There's the freaking out about delivery: When is he going to come? Will we have time to get Audrey settled or be in a frantic rush? Will I have to be induced? Will it go fast or slow? Safe or troubled? Pain-free with drugs or hurt like hell?
Then there are the questions about him and the moments and hours after delivery: Will he be healthy? What will he look like? Will he be able to nurse? Will I remember how to nurse? Will I remember anything about holding and caring for a newborn?
Then there are the questions about settling in as a family of four: How are we going to do this without screwing up either child or our marriage? (There are about a dozen others in this category, but that one pretty much sums them all up.)
As a friend once told me, I know that what we're giving Audrey in having a sibling is worth way more than anything we're taking away from her attention or material-wise, but STILL.

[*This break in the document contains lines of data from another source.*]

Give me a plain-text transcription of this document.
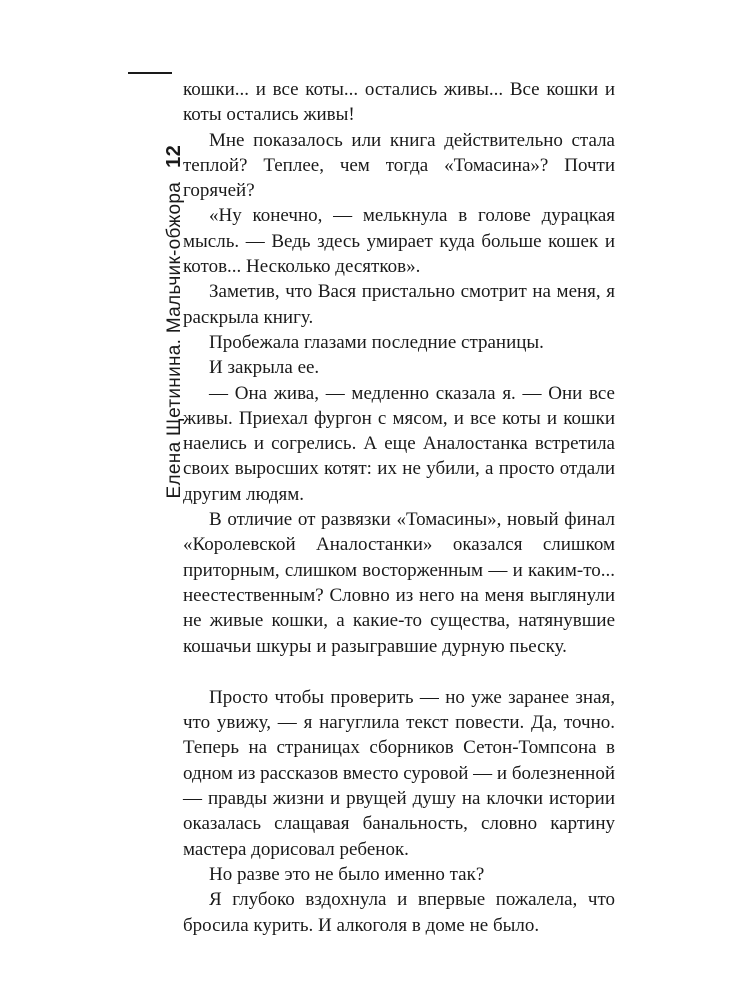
12
Елена Щетинина. Мальчик-обжора

кошки... и все коты... остались живы... Все кошки и коты остались живы!

Мне показалось или книга действительно стала теплой? Теплее, чем тогда «Томасина»? Почти горячей?

«Ну конечно, — мелькнула в голове дурацкая мысль. — Ведь здесь умирает куда больше кошек и котов... Несколько десятков».

Заметив, что Вася пристально смотрит на меня, я раскрыла книгу.

Пробежала глазами последние страницы.

И закрыла ее.

— Она жива, — медленно сказала я. — Они все живы. Приехал фургон с мясом, и все коты и кошки наелись и согрелись. А еще Аналостанка встретила своих выросших котят: их не убили, а просто отдали другим людям.

В отличие от развязки «Томасины», новый финал «Королевской Аналостанки» оказался слишком приторным, слишком восторженным — и каким-то... неестественным? Словно из него на меня выглянули не живые кошки, а какие-то существа, натянувшие кошачьи шкуры и разыгравшие дурную пьеску.

Просто чтобы проверить — но уже заранее зная, что увижу, — я нагуглила текст повести. Да, точно. Теперь на страницах сборников Сетон-Томпсона в одном из рассказов вместо суровой — и болезненной — правды жизни и рвущей душу на клочки истории оказалась слащавая банальность, словно картину мастера дорисовал ребенок.

Но разве это не было именно так?

Я глубоко вздохнула и впервые пожалела, что бросила курить. И алкоголя в доме не было.
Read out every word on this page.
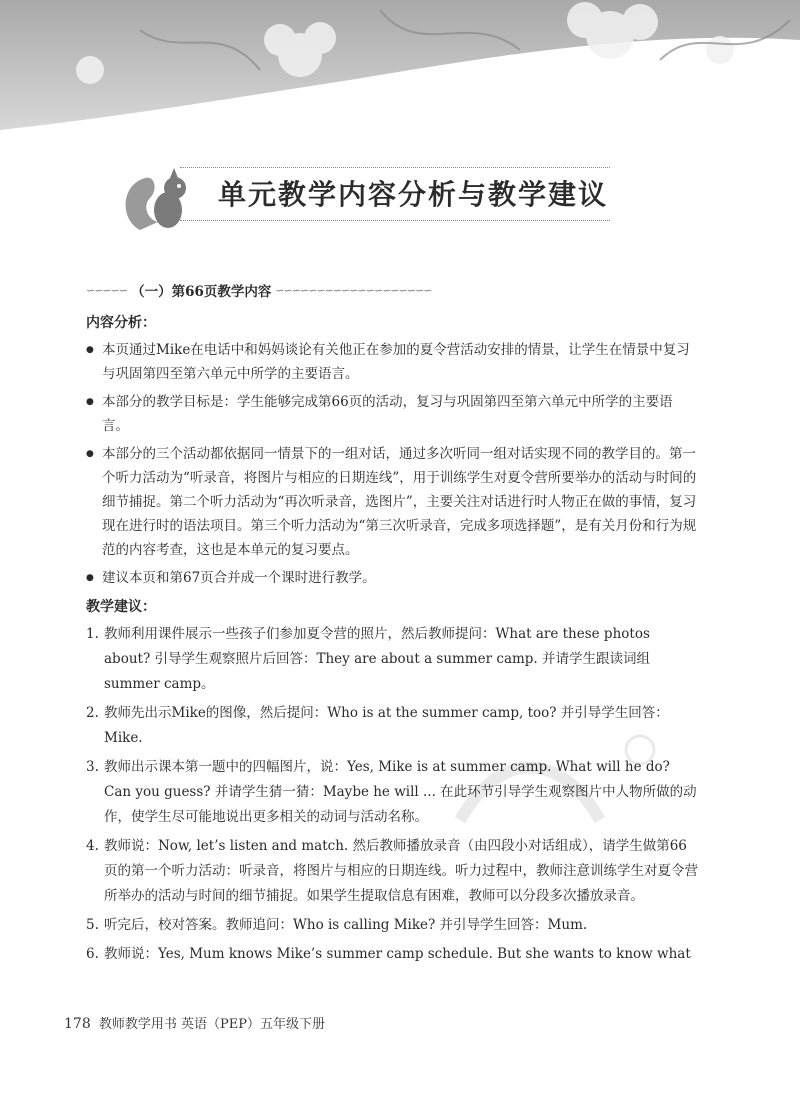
单元教学内容分析与教学建议
∽∽∽∽∽ （一）第66页教学内容 ∽∽∽∽∽∽∽∽∽∽∽∽∽∽∽∽∽∽∽
内容分析：
● 本页通过Mike在电话中和妈妈谈论有关他正在参加的夏令营活动安排的情景，让学生在情景中复习与巩固第四至第六单元中所学的主要语言。
● 本部分的教学目标是：学生能够完成第66页的活动，复习与巩固第四至第六单元中所学的主要语言。
● 本部分的三个活动都依据同一情景下的一组对话，通过多次听同一组对话实现不同的教学目的。第一个听力活动为“听录音，将图片与相应的日期连线”，用于训练学生对夏令营所要举办的活动与时间的细节捕捉。第二个听力活动为“再次听录音，选图片”，主要关注对话进行时人物正在做的事情，复习现在进行时的语法项目。第三个听力活动为“第三次听录音，完成多项选择题”，是有关月份和行为规范的内容考查，这也是本单元的复习要点。
● 建议本页和第67页合并成一个课时进行教学。
教学建议：
1. 教师利用课件展示一些孩子们参加夏令营的照片，然后教师提问：What are these photos about? 引导学生观察照片后回答：They are about a summer camp. 并请学生跟读词组summer camp。
2. 教师先出示Mike的图像，然后提问：Who is at the summer camp, too? 并引导学生回答：Mike.
3. 教师出示课本第一题中的四幅图片，说：Yes, Mike is at summer camp. What will he do? Can you guess? 并请学生猜一猜：Maybe he will ... 在此环节引导学生观察图片中人物所做的动作，使学生尽可能地说出更多相关的动词与活动名称。
4. 教师说：Now, let’s listen and match. 然后教师播放录音（由四段小对话组成），请学生做第66页的第一个听力活动：听录音，将图片与相应的日期连线。听力过程中，教师注意训练学生对夏令营所举办的活动与时间的细节捕捉。如果学生提取信息有困难，教师可以分段多次播放录音。
5. 听完后，校对答案。教师追问：Who is calling Mike? 并引导学生回答：Mum.
6. 教师说：Yes, Mum knows Mike’s summer camp schedule. But she wants to know what
178 教师教学用书 英语（PEP）五年级下册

How is this gonna go? And will we survive it? And not just survive, because life is meant to be more than merely endured, but enjoy it?
Oy.
So that's what's on my brain and in my knotted intestines at this late (early?) hour. Just that our world is about to be flipped upside down. Again. And yes, it sure did turn out great the first time, but boy was it a lot of hard, exhausting work. Are all three of us up to the challenge? How long is it going to take before we hit a new normal? Do I really have the patience, strength, and know-how for this? Will I even come close?
Double Oy.
I know there's nothing to be done but pray and trust. And try to get some rest. So before I attempt all three and then channel surf through horrible 5am programming, I'll conclude with these verses:
"This is my command - be strong and courageous! Do not be afraid or discouraged. For the Lord your God is with you wherever you go." Joshua 1:9
"Be anxious for nothing, but in everything by prayer and supplication with thanksgiving let your requests be made known to God. And the peace of God, which surpasses all comprehension, will guard your hearts and your minds in Christ Jesus. Finally, brethren, whatever is true, whatever is honorable, whatever is right, whatever is pure, whatever is lovely, whatever is of good repute, if there is any excellence and if anything worthy of praise, dwell on these things." Phil 4:6-8
I'm gonna try, Lord! Prayers, please!